II. Relations reconnaissantes.

Marie a salué Elisabeth. Mais quelle touchante [réponse] Elisabeth lui adresse aussitôt! Ah! vous êtes bénie entre toutes les femmes(2). Les mêmes paroles que celles de l’ange. C’est qu’en effet elle est remplie du Saint-Esprit: repleta est Spiritu Sancto Elisabeth.(3). Ainsi le Saint-Esprit a rempli Elisabeth de reconnaissance et de charité. C’est qu’elle n’est point jalouse du privilège de sa cousine. Vous êtes bénie entre toutes les femmes et le fruit de vos entrailles est béni. Elle sait bien que son fils est sanctifié par le Saint-Esprit, mais elle sait qu’elle le doit à la visite de Marie et au voisinage de Jésus. Le fruit des entrailles d’Elisabeth est sanctifié par le fruit des entrailles de Marie. Ainsi les deux enfants cachés dans le sein de leur mère, Jésus par sa vertu propre, Jean par l’action du Saint-Esprit, se reconnaissent et se saluent. Et Elisabeth accepte son infériorité et l’infériorité de son fils en présence du Fils de Marie.

Que de sentiments délicats dans les dispositions d’Elisabeth! Quelle humilité profonde! Comme elle s’incline devant sa jeune parente, comme elle accepte d’être moins bien partagée qu’elle! Comme elle se plaît de lui devoir la sanctification de son fils! Ut facta est vox salutationis tuae in auribus meis, exultavit in gaudio infans in utero meo(4). Et par un retour sur Zacharie, frappé de mutisme à cause de son doute sur les promesses de l’ange: Ah! vous êtes heureuse, vous qui avez cru, beata quae credidisti(5). Bonheur de la foi! Bonheur de se fier à la parole de Dieu: beata quae credidisti. Pourquoi? Parce que s’accompliront en vous toutes les choses que le Seigneur vous a fait annoncer: Et beata quae credidisti, quoniam perficientur ca quae dicta sunt tibi a Domino(6).

Certes, voilà des paroles dépouillées de tout sentiment personnel. C’est la gloire de Marie qu’Elisabeth célèbre, c’est la joie de Jean dans le sein maternel, c’est l’avenir de Jésus, fruit des entrailles de Marie.
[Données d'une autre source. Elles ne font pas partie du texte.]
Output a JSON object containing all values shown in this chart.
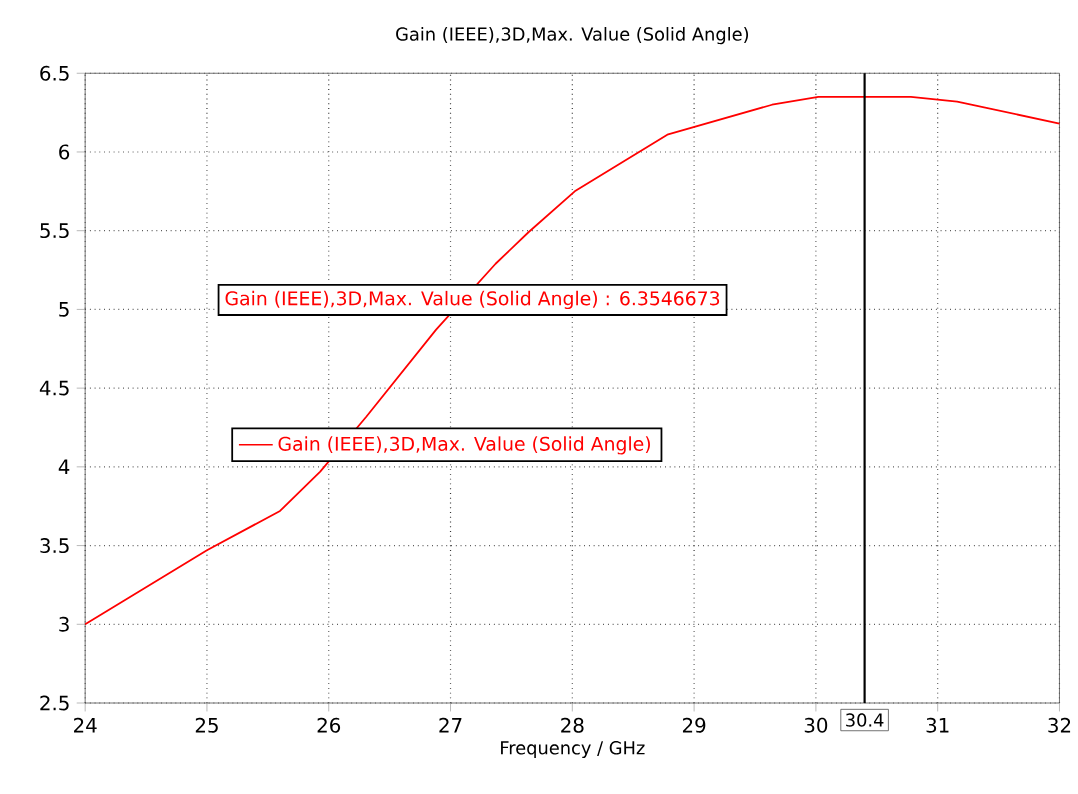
{
  "chart_data": {
    "type": "line",
    "title": "Gain (IEEE),3D,Max. Value (Solid Angle)",
    "xlabel": "Frequency / GHz",
    "series": [
      {
        "name": "Gain (IEEE),3D,Max. Value (Solid Angle)",
        "color": "#ff0000",
        "x": [
          24,
          25,
          25.6,
          25.93,
          26.31,
          26.88,
          27.37,
          27.64,
          28.02,
          28.78,
          29.64,
          30.02,
          30.78,
          31.16,
          32
        ],
        "values": [
          3.0,
          3.47,
          3.72,
          3.97,
          4.32,
          4.87,
          5.29,
          5.49,
          5.75,
          6.11,
          6.3,
          6.35,
          6.35,
          6.32,
          6.18
        ]
      }
    ],
    "xlim": [
      24,
      32
    ],
    "xticks": [
      24,
      25,
      26,
      27,
      28,
      29,
      30,
      31,
      32
    ],
    "ylim": [
      2.5,
      6.5
    ],
    "yticks": [
      2.5,
      3,
      3.5,
      4,
      4.5,
      5,
      5.5,
      6,
      6.5
    ],
    "ref_lines": [
      {
        "axis": "x",
        "value": 30.4,
        "label": "30.4",
        "color": "#000000"
      }
    ],
    "annotations": [
      "Gain (IEEE),3D,Max. Value (Solid Angle) : 6.3546673"
    ],
    "grid": true,
    "legend": "left",
    "marker": "none",
    "line_style": "solid"
  }
}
Quand des sentiments semblables nous animeront-ils dans nos relations avec les personnes à qui nous devons faire du bien?

III. Relations saintes.

Le monde s’en va en décomposition. Pourquoi? Parce qu’il perd l’esprit chrétien. Parce que chaque chrétien ne fait pas tout ce qu’il pourrait pour sanctifier une à une les âmes sur lesquelles il a quelque influence.

Il est bien inutile de dire: je ne puis pas. Sans doute, que pouvons-nous? Mais Dieu est là, si nous le lui demandons. Et que faut-il faire pour rendre les relations saintes? Avoir le désir de faire du bien aux âmes, comme Marie envers Elisabeth et envers Jean. Savoir recevoir le bien qu’on nous fait, comme Elisabeth dans sa reconnaissance envers Marie. Parler de Dieu et de Jésus-Christ, comme les deux saintes cousines: Et beata quae credidisti, dit Elisabeth. Et Marie: Fecit mihi magna qui potens est(7).

Leur conversation est courte, du moins ce que nous en a conservé l’Evangile; mais que le peu que nous connaissons suffit! Ainsi devons-nous faire, et nous accomplirons des prodiges de sanctification sur nous et sur les autres.

Notes et post-scriptum
1. "*Exurqens autem Maria, in diebus illis abiit in montana cum festinatione*." (Luc. I, 39.)
2. "*Benedicta tu inter mulieres et benedictus fructus ventris tui*." (Luc. I, 42.)
3. Luc I, 41.
4. "Dès que votre voix a frappé mon oreille quand vous m'avez saluée, l'enfant a tressailli de joie dans mon sein." (Luc. I, 44.)
5. Ibid. 45.
6. Ibid.
7. "Celui qui est puissant a fait en moi de grandes choses." (Luc. I 49.)